Hal tersebut nantinya akan menjadi acuan untuk merumuskan desain masjid yang harapannya dapat mengakomodir kebutuhan dan menjawab isu penggunanya.
Diskusi dengan Ahli Agama
Dira menambahkan, arsitek sebaiknya berkolaborasi dengan pakar, khususnya jika yang didesain merupakan bangunan dengan fungsi khusus. Berkolaborasi dan berdiskusi dengan ahli agama sebaiknya dilakukan untuk menentukan hal-hal yang boleh, tidak boleh maupun sebaiknya diperhatikan di dalam desain sebuah masjid.
Seperti misalnya apakah ada gimmick arsitektur tertentu yang sebaiknya tidak dimunculkan. Kemudian apakah ada jarak-jarak tertentu yang perlu diperhatikan antarjemaah, apakah ada aktivitass keagamaan tertentu yang ingin dihidupkan.
Menurut Dira, hal yang paling membedakan dalam mendesain masjid tentunya adalah orientasi arah bangunan, kebutuhan dan zonasi ruang, serta alur sirkulasi antarruangnya.

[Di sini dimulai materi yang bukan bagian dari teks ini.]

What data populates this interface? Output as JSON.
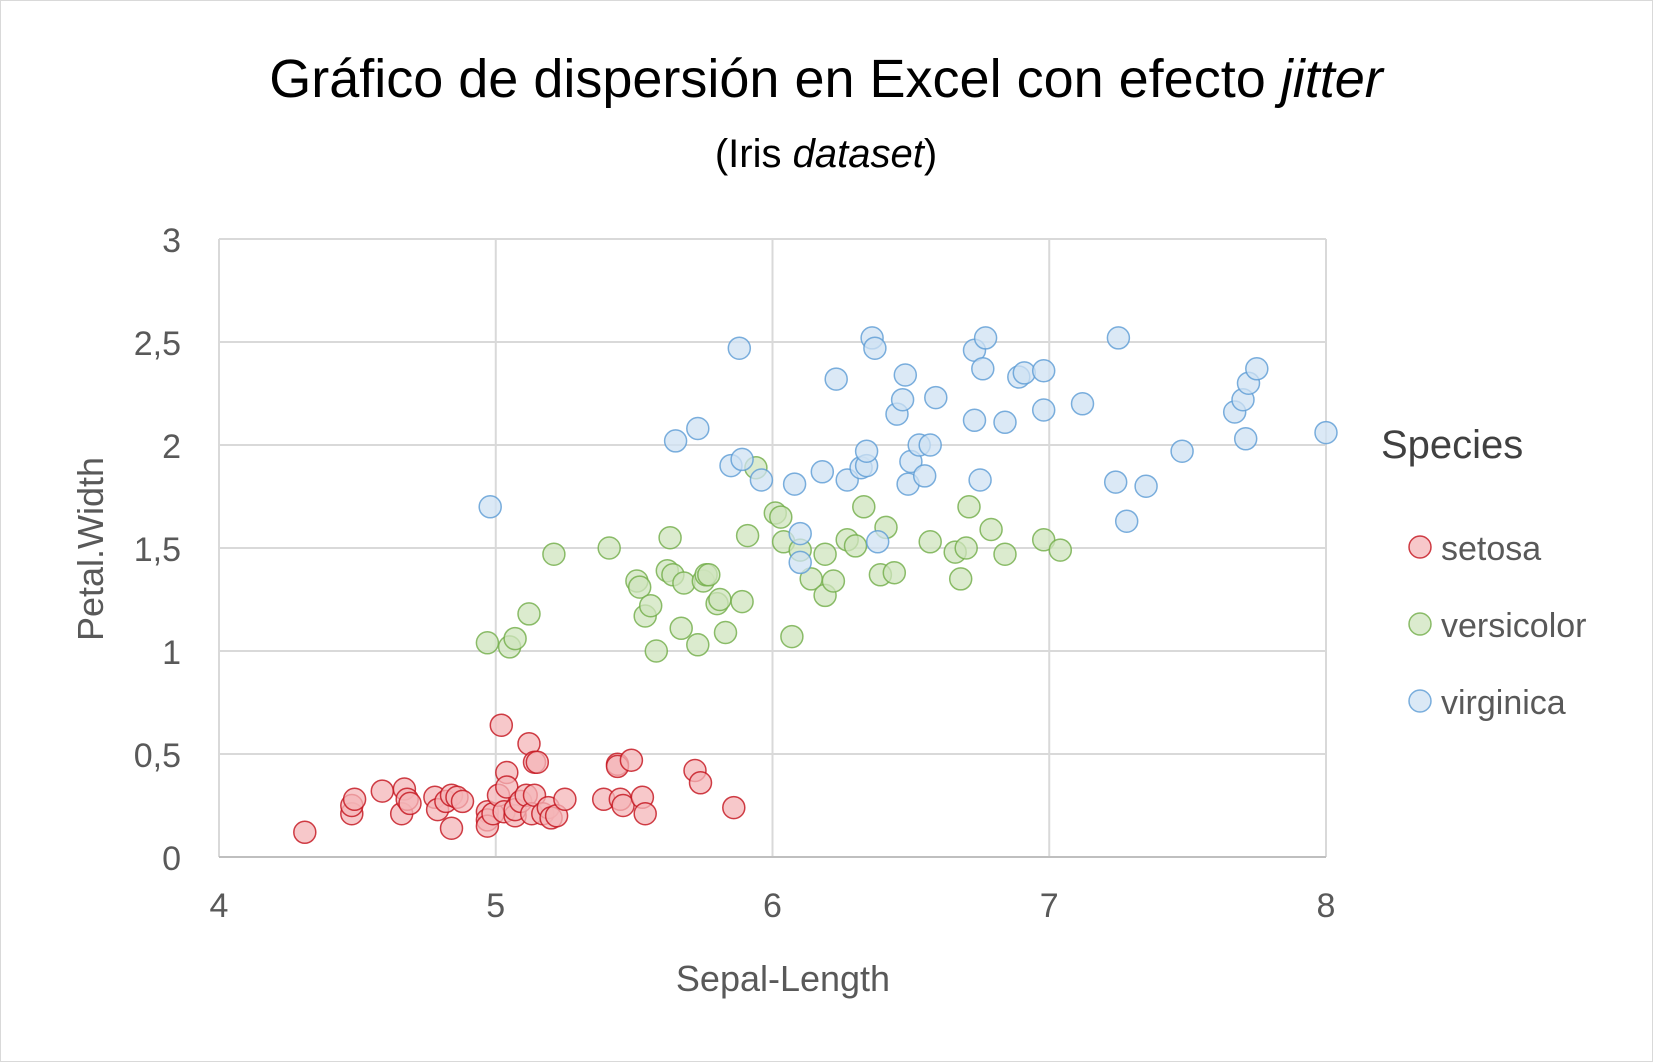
{
  "chart_data": {
    "type": "scatter",
    "title": {
      "main": "Gráfico de dispersión en Excel con efecto ",
      "main_italic": "jitter",
      "sub_open": "(Iris ",
      "sub_italic": "dataset",
      "sub_close": ")"
    },
    "xlabel": "Sepal-Length",
    "ylabel": "Petal.Width",
    "xlim": [
      4,
      8
    ],
    "ylim": [
      0,
      3
    ],
    "x_ticks": [
      {
        "value": 4,
        "label": "4"
      },
      {
        "value": 5,
        "label": "5"
      },
      {
        "value": 6,
        "label": "6"
      },
      {
        "value": 7,
        "label": "7"
      },
      {
        "value": 8,
        "label": "8"
      }
    ],
    "y_ticks": [
      {
        "value": 0,
        "label": "0"
      },
      {
        "value": 0.5,
        "label": "0,5"
      },
      {
        "value": 1,
        "label": "1"
      },
      {
        "value": 1.5,
        "label": "1,5"
      },
      {
        "value": 2,
        "label": "2"
      },
      {
        "value": 2.5,
        "label": "2,5"
      },
      {
        "value": 3,
        "label": "3"
      }
    ],
    "grid": true,
    "legend": {
      "title": "Species",
      "placement": "right"
    },
    "series": [
      {
        "name": "setosa",
        "fill": "#f4b6b8",
        "stroke": "#c3101a",
        "points": [
          [
            4.31,
            0.12
          ],
          [
            4.48,
            0.21
          ],
          [
            4.48,
            0.25
          ],
          [
            4.49,
            0.28
          ],
          [
            4.59,
            0.32
          ],
          [
            4.66,
            0.21
          ],
          [
            4.67,
            0.33
          ],
          [
            4.68,
            0.28
          ],
          [
            4.69,
            0.26
          ],
          [
            4.78,
            0.29
          ],
          [
            4.79,
            0.23
          ],
          [
            4.82,
            0.27
          ],
          [
            4.84,
            0.3
          ],
          [
            4.84,
            0.14
          ],
          [
            4.86,
            0.29
          ],
          [
            4.88,
            0.27
          ],
          [
            4.97,
            0.22
          ],
          [
            4.97,
            0.18
          ],
          [
            4.97,
            0.15
          ],
          [
            4.99,
            0.21
          ],
          [
            5.01,
            0.3
          ],
          [
            5.02,
            0.64
          ],
          [
            5.03,
            0.22
          ],
          [
            5.04,
            0.41
          ],
          [
            5.04,
            0.34
          ],
          [
            5.07,
            0.2
          ],
          [
            5.07,
            0.23
          ],
          [
            5.09,
            0.27
          ],
          [
            5.11,
            0.3
          ],
          [
            5.13,
            0.21
          ],
          [
            5.12,
            0.55
          ],
          [
            5.14,
            0.3
          ],
          [
            5.14,
            0.46
          ],
          [
            5.15,
            0.46
          ],
          [
            5.17,
            0.21
          ],
          [
            5.19,
            0.24
          ],
          [
            5.2,
            0.19
          ],
          [
            5.22,
            0.2
          ],
          [
            5.25,
            0.28
          ],
          [
            5.39,
            0.28
          ],
          [
            5.44,
            0.45
          ],
          [
            5.44,
            0.44
          ],
          [
            5.45,
            0.28
          ],
          [
            5.46,
            0.25
          ],
          [
            5.49,
            0.47
          ],
          [
            5.53,
            0.29
          ],
          [
            5.54,
            0.21
          ],
          [
            5.72,
            0.42
          ],
          [
            5.74,
            0.36
          ],
          [
            5.86,
            0.24
          ]
        ]
      },
      {
        "name": "versicolor",
        "fill": "#cfe4bd",
        "stroke": "#70ad47",
        "points": [
          [
            4.97,
            1.04
          ],
          [
            5.05,
            1.02
          ],
          [
            5.07,
            1.06
          ],
          [
            5.12,
            1.18
          ],
          [
            5.21,
            1.47
          ],
          [
            5.41,
            1.5
          ],
          [
            5.51,
            1.34
          ],
          [
            5.52,
            1.31
          ],
          [
            5.54,
            1.17
          ],
          [
            5.56,
            1.22
          ],
          [
            5.58,
            1.0
          ],
          [
            5.62,
            1.39
          ],
          [
            5.63,
            1.55
          ],
          [
            5.64,
            1.37
          ],
          [
            5.67,
            1.11
          ],
          [
            5.68,
            1.33
          ],
          [
            5.73,
            1.03
          ],
          [
            5.75,
            1.34
          ],
          [
            5.76,
            1.37
          ],
          [
            5.77,
            1.37
          ],
          [
            5.8,
            1.23
          ],
          [
            5.81,
            1.25
          ],
          [
            5.83,
            1.09
          ],
          [
            5.89,
            1.24
          ],
          [
            5.91,
            1.56
          ],
          [
            5.94,
            1.89
          ],
          [
            6.01,
            1.67
          ],
          [
            6.03,
            1.65
          ],
          [
            6.04,
            1.53
          ],
          [
            6.07,
            1.07
          ],
          [
            6.1,
            1.49
          ],
          [
            6.14,
            1.35
          ],
          [
            6.19,
            1.27
          ],
          [
            6.19,
            1.47
          ],
          [
            6.22,
            1.34
          ],
          [
            6.27,
            1.54
          ],
          [
            6.3,
            1.51
          ],
          [
            6.33,
            1.7
          ],
          [
            6.39,
            1.37
          ],
          [
            6.41,
            1.6
          ],
          [
            6.44,
            1.38
          ],
          [
            6.57,
            1.53
          ],
          [
            6.66,
            1.48
          ],
          [
            6.68,
            1.35
          ],
          [
            6.7,
            1.5
          ],
          [
            6.71,
            1.7
          ],
          [
            6.79,
            1.59
          ],
          [
            6.84,
            1.47
          ],
          [
            6.98,
            1.54
          ],
          [
            7.04,
            1.49
          ]
        ]
      },
      {
        "name": "virginica",
        "fill": "#cfe2f3",
        "stroke": "#5b9bd5",
        "points": [
          [
            4.98,
            1.7
          ],
          [
            5.65,
            2.02
          ],
          [
            5.73,
            2.08
          ],
          [
            5.85,
            1.9
          ],
          [
            5.88,
            2.47
          ],
          [
            5.89,
            1.93
          ],
          [
            5.96,
            1.83
          ],
          [
            6.08,
            1.81
          ],
          [
            6.1,
            1.57
          ],
          [
            6.1,
            1.43
          ],
          [
            6.18,
            1.87
          ],
          [
            6.23,
            2.32
          ],
          [
            6.27,
            1.83
          ],
          [
            6.32,
            1.89
          ],
          [
            6.34,
            1.9
          ],
          [
            6.34,
            1.97
          ],
          [
            6.36,
            2.52
          ],
          [
            6.37,
            2.47
          ],
          [
            6.38,
            1.53
          ],
          [
            6.45,
            2.15
          ],
          [
            6.47,
            2.22
          ],
          [
            6.48,
            2.34
          ],
          [
            6.49,
            1.81
          ],
          [
            6.5,
            1.92
          ],
          [
            6.53,
            2.0
          ],
          [
            6.55,
            1.85
          ],
          [
            6.57,
            2.0
          ],
          [
            6.59,
            2.23
          ],
          [
            6.73,
            2.46
          ],
          [
            6.73,
            2.12
          ],
          [
            6.75,
            1.83
          ],
          [
            6.76,
            2.37
          ],
          [
            6.77,
            2.52
          ],
          [
            6.84,
            2.11
          ],
          [
            6.89,
            2.33
          ],
          [
            6.91,
            2.35
          ],
          [
            6.98,
            2.17
          ],
          [
            6.98,
            2.36
          ],
          [
            7.12,
            2.2
          ],
          [
            7.24,
            1.82
          ],
          [
            7.25,
            2.52
          ],
          [
            7.28,
            1.63
          ],
          [
            7.35,
            1.8
          ],
          [
            7.48,
            1.97
          ],
          [
            7.67,
            2.16
          ],
          [
            7.7,
            2.22
          ],
          [
            7.71,
            2.03
          ],
          [
            7.72,
            2.3
          ],
          [
            7.75,
            2.37
          ],
          [
            8.0,
            2.06
          ]
        ]
      }
    ]
  }
}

Orientasi terhadap arah kiblat sebaiknya tervisualisasikan dengan jelas dalam desain untuk memudahkan pengguna mengidentifikasi posisinya dalam beribadah.
"Zonasi dan sirkulasi ruang juga harus jelas, karena dalam desain sebuah masjid harus ada separasi antara pengguna laki-laki dan perempuan, begitu pula kebutuhan ruang yang ingin diakomodir dalam sebuah masjid di mana umumnya terdapat ruang-ruang pendukung selain ruang ibadah utamanya," tutupnya.